It’s cool to cancel. At least, that’s the message sent via the ever-escalating number of individuals ostracized for expressing opinions contrary to political correctness, no matter how factual those opinions appear to be.

Concern over this cancelling preference, however, is no longer the sole domain of those on the right of the political aisle. Prominent individuals with more liberal leanings are also speaking out, as evidenced by a recent letter published in Harper’s Magazine. Signatories include Margaret Atwood, David Brooks, Gloria Steinem, and J.K. Rowling, who cite concern over “editors [who] are fired for running controversial pieces; books [which] are withdrawn for alleged inauthenticity; journalists [who] are barred from writing on certain topics… [and] a researcher… fired for circulating a peer-reviewed academic study….”

That last point is particularly poignant in light of a Wall Street Journal op-ed written by Heather Mac Donald. Mac Donald, a prominent author and a fellow at the Manhattan Institute, tells the story of how her stamp of approval magically turned a credible piece of scholarly research into a political hot potato.

Testifying before Congress in the fall of 2019, Mac Donald referred to a peer-reviewed academic paper by psychologists Joseph Cesario and David Johnson. The paper studied whether race “predicted fatal police shootings.” The authors determined that it did not.

Mac Donald’s reference to the same paper in a June article “set off a firestorm,” causing the firing of “physicist Steve Hsu, who had approved funding” for the original study. Now it has caused the study’s authors to distance themselves from it. Mac Donald writes about Cesario and Johnson:

On Monday they retracted their paper. They say they stand behind its conclusion and statistical approach but complain about its ‘misuse,’ specifically mentioning my op-eds.

The authors don’t say how I misused their work. Instead, they attribute to me a position I have never taken: that the ‘probability of being shot by police did not differ between Black and White Americans.’ To the contrary, I have, like them, stressed that racial disparities in policing reflect differences in violent crime rates.

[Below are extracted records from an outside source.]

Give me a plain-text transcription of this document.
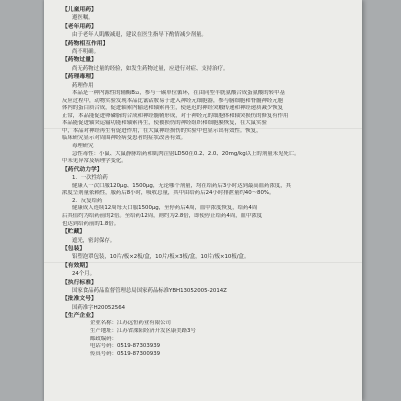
【儿童用药】
遵医嘱。
【老年用药】
由于老年人肌酸减退，建议在医生指导下酌情减少剂量。
【药物相互作用】
尚不明确。
【药物过量】
尚无药物过量的经验，如发生药物过量，应进行对症、支持治疗。
【药理毒理】
药理作用
本品是一种内源性的辅酶B₁₂，参与一碳单位循环，在由同型半胱氨酸合成蛋氨酸的转甲基
反应过程中，动物实验发现本品比氰钴胺易于进入神经元细胞器，参与脑细胞和脊髓神经元胞
体内的蛋白质合成，促进轴索内输送和轴索再生，使延迟的神经突触传递和神经递质减少恢复
正常，本品能促进卵磷脂的合成和神经髓鞘形成，对于神经元的细胞体和轴突损伤的修复有作用
本品能促进轴突运输功能和轴索再生，使被损伤的神经组织和细胞膜恢复，在大鼠实验
中，本品对神经再生有促进作用，在大鼠神经损伤的实验中也显示出有效性。恢复，
临床研究显示对周围神经病变患者的症状改善有效。
毒理研究
急性毒性：小鼠、大鼠静脉给药和肌肉注射LD50在0.2、2.0、20mg/kg以上的剂量未见死亡。
中未见异常及病理学变化。
【药代动力学】
1．一次性给药
健康人一次口服120μg、1500μg，无论哪个剂量，均在给药后3小时达到最高血药浓度，其
浓度呈剂量依赖性，服药后8小时，吸收总量，其中由给药后24小时排泄量约40～80%。
2．反复给药
健康成人连续12周每天口服1500μg，至停药后4周，血中浓度恢复，给药4周
后其值约为给药前的2倍。至给药12周，则约为2.8倍，即使停止给药4周，血中浓度
也达到给药前的1.8倍。
【贮藏】
遮光，密封保存。
【包装】
铝塑泡罩包装，10片/板×2板/盒，10片/板×3板/盒，10片/板×10板/盒。
【有效期】
24个月。
【执行标准】
国家食品药品监督管理总局国家药品标准YBH13052005-2014Z
【批准文号】
国药准字H20052564
【生产企业】
企业名称：江苏远恒药业有限公司
生产地址：江苏省溧阳经济开发区康美路3号
邮政编码：
电话号码：0519-87303939
传真号码：0519-87300939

The only thing wrong with their article, and my citation of it, is that its conclusion is unacceptable in our current political climate.

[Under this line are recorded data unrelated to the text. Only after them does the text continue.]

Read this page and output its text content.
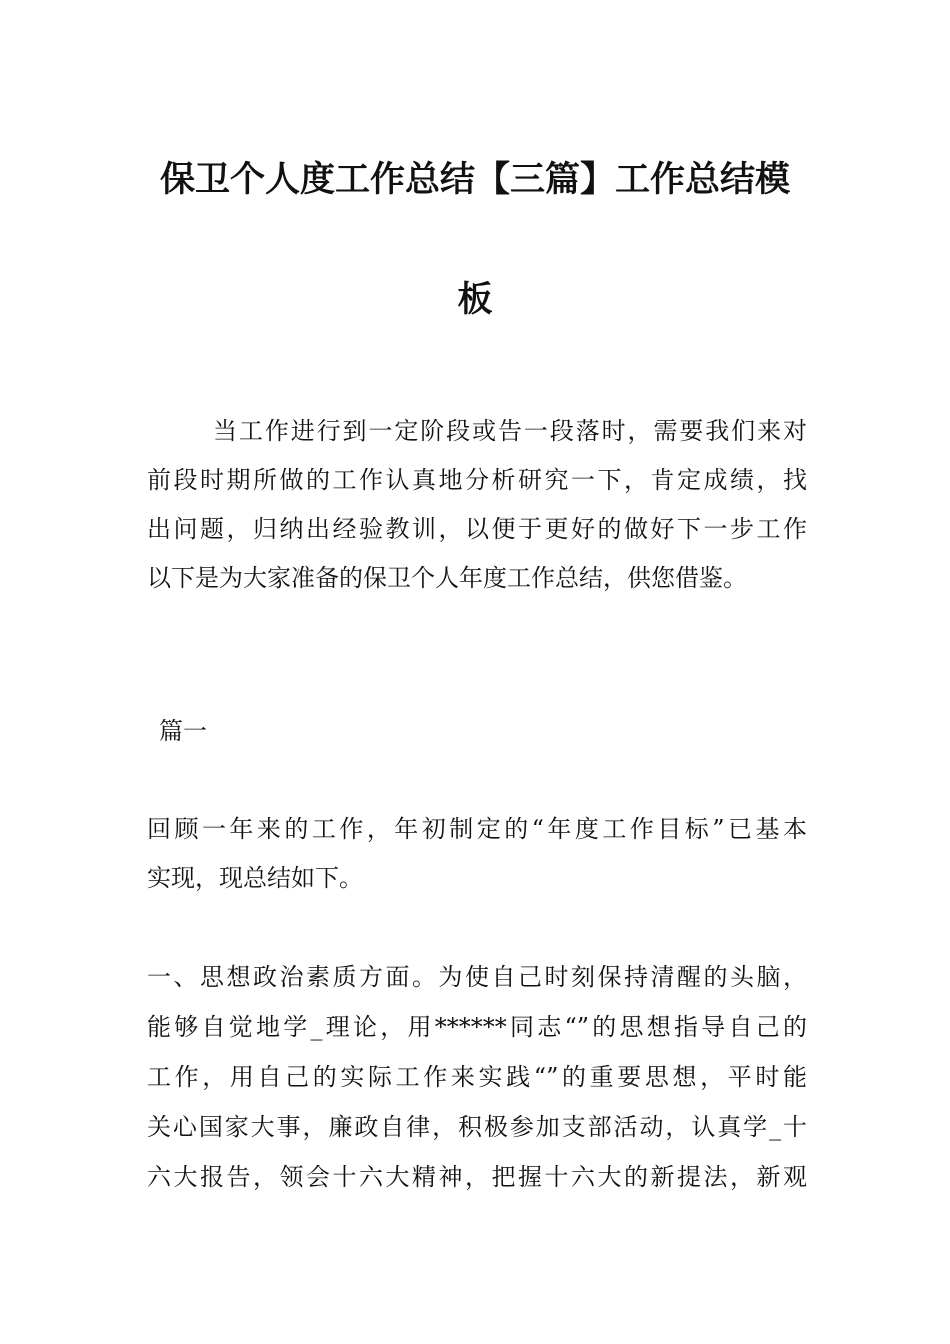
保卫个人度工作总结【三篇】工作总结模
板
当工作进行到一定阶段或告一段落时，需要我们来对
前段时期所做的工作认真地分析研究一下，肯定成绩，找
出问题，归纳出经验教训，以便于更好的做好下一步工作
以下是为大家准备的保卫个人年度工作总结，供您借鉴。
篇一
回顾一年来的工作，年初制定的“年度工作目标”已基本
实现，现总结如下。
一、思想政治素质方面。为使自己时刻保持清醒的头脑，
能够自觉地学_理论，用******同志“”的思想指导自己的
工作，用自己的实际工作来实践“”的重要思想，平时能
关心国家大事，廉政自律，积极参加支部活动，认真学_十
六大报告，领会十六大精神，把握十六大的新提法，新观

Why is it that such research suddenly must be cancelled once someone who holds non-politically correct opinions cites it? Surely it does not invalidate the research. If it does, then pretty much everything in the world must be disassociated from or disavowed because someone, somewhere, at some time used it while holding deplorable positions. When we head down such a path, we’re left with almost nothing.

This echoes a thought put forth by British journalist Malcolm Muggeridge in a 1958 article for Esquire. Writing primarily about humor – or the lack thereof – Muggeridge got to the heart of many of the other problems we face in today’s cancel culture:

As I see it, the only pleasure of living is that every joke should be made, every thought expressed, every line of investigation, irrespective of its direction, pursued to the uttermost limit that human ingenuity, courage and understanding can take it. The moment that limits are set (other, of course, than those that are inherent in the human situation itself), then the flavor is gone. It is tonic without gin, it is prayers without faith, it is calories without taste or substance. [Emphasis added.]

If we want to make life a dull, blank slate, devoid of any flavor, excitement, or intrigue, then by all means, keep the cancel culture going. But if we want a flavorful life to return – one in which we ponder ideas, challenging or rejecting them or coming up with creative alternatives – then we need to pull our big boy pants on and stop shutting out any ideas that offend us.